We may never know the identity of the public relations genius who decided that "downsizing," itself euphemistic, was too blunt a word to describe corporate layoffs. Presumably to assuage the readers of news releases and annual reports, he or she coined the replacement term "right-sizing," so that victims of the process might hear the sweet justice of their joblessness in the very verb that unemploys them.
No matter; physicians don't need the services of that same euphemizer to fix the problem with the "gatekeeper" image — its suggestion that people may sometimes find the gate shut. What primary care physicians need is a straightforward vocabulary for explaining to patients how managed care works, and the fact that, as Ethics columnist John La Puma, M.D., writes, "We too have to live within the rules."

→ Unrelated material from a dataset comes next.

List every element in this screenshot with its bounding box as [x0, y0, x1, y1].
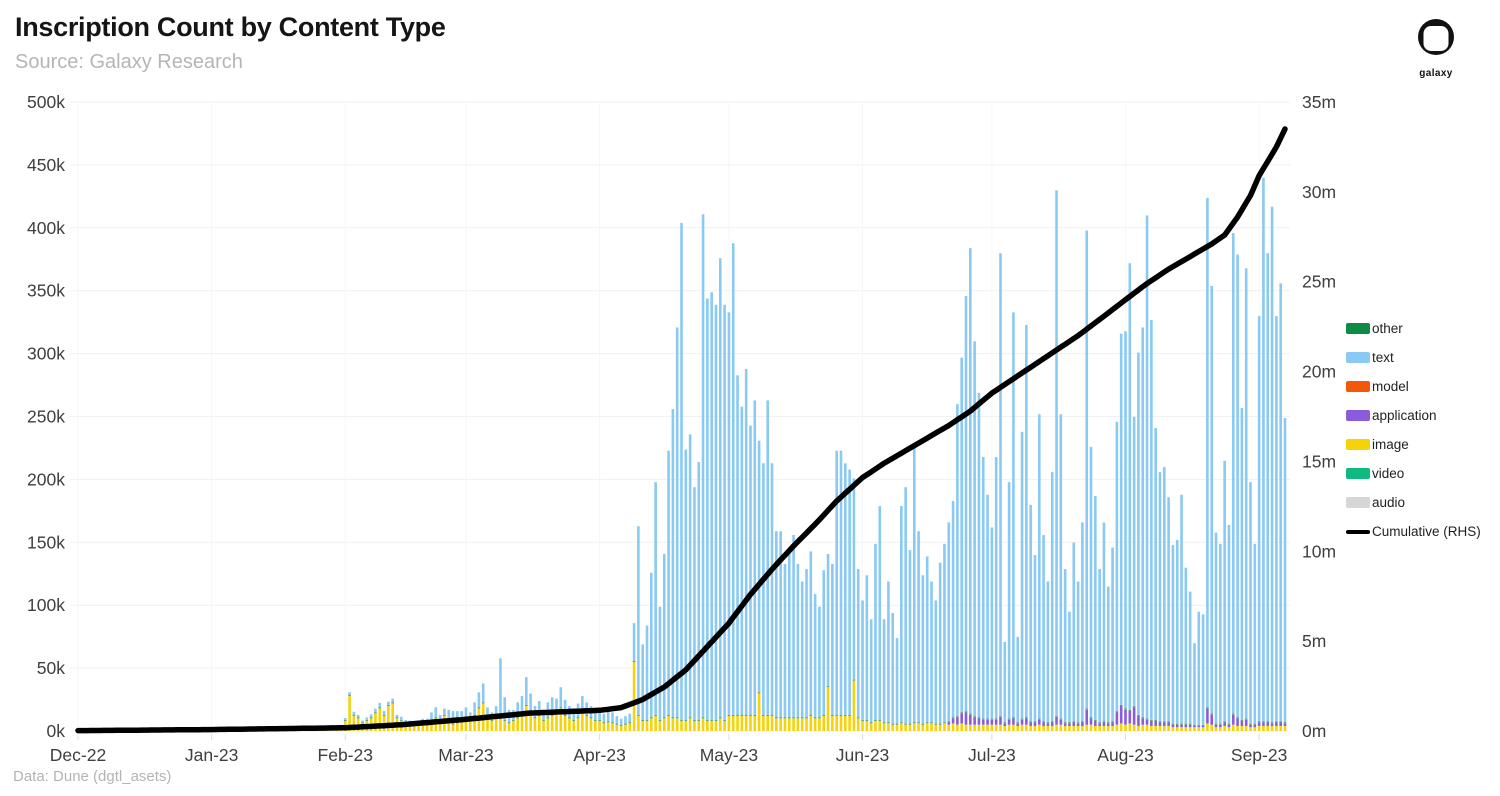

In Managed Care's pages last June, Alan Hillman, M.D., of the University of Pennsylvania's Leonard Davis Institute of Health Economics called for physicians to explain to patients the financial incentives under which they work. We're happy to note that others have since echoed Hillman's call — and his denunciation of the so-called "gag" rules by which some plans limit physicians' ability to speak freely to patients. In a welcome step, the large HMO U.S. Healthcare (a future Aetna unit, it now appears) announced that it was replacing its analogous contract clause with one that requires secrecy only for "competitively sensitive information and confidential patient records."
How to be appropriately candid with patients about financial incentives — without scaring them or making them doubt that their health remains the top priority in care — is just one of the challenges primary care doctors face in a system whose designation remains stubbornly associated with the gate symbol you see on this month's cover. In this issue, we examine the gatekeeper system and some of the ways it is being revised and questioned. We hope you find the article useful.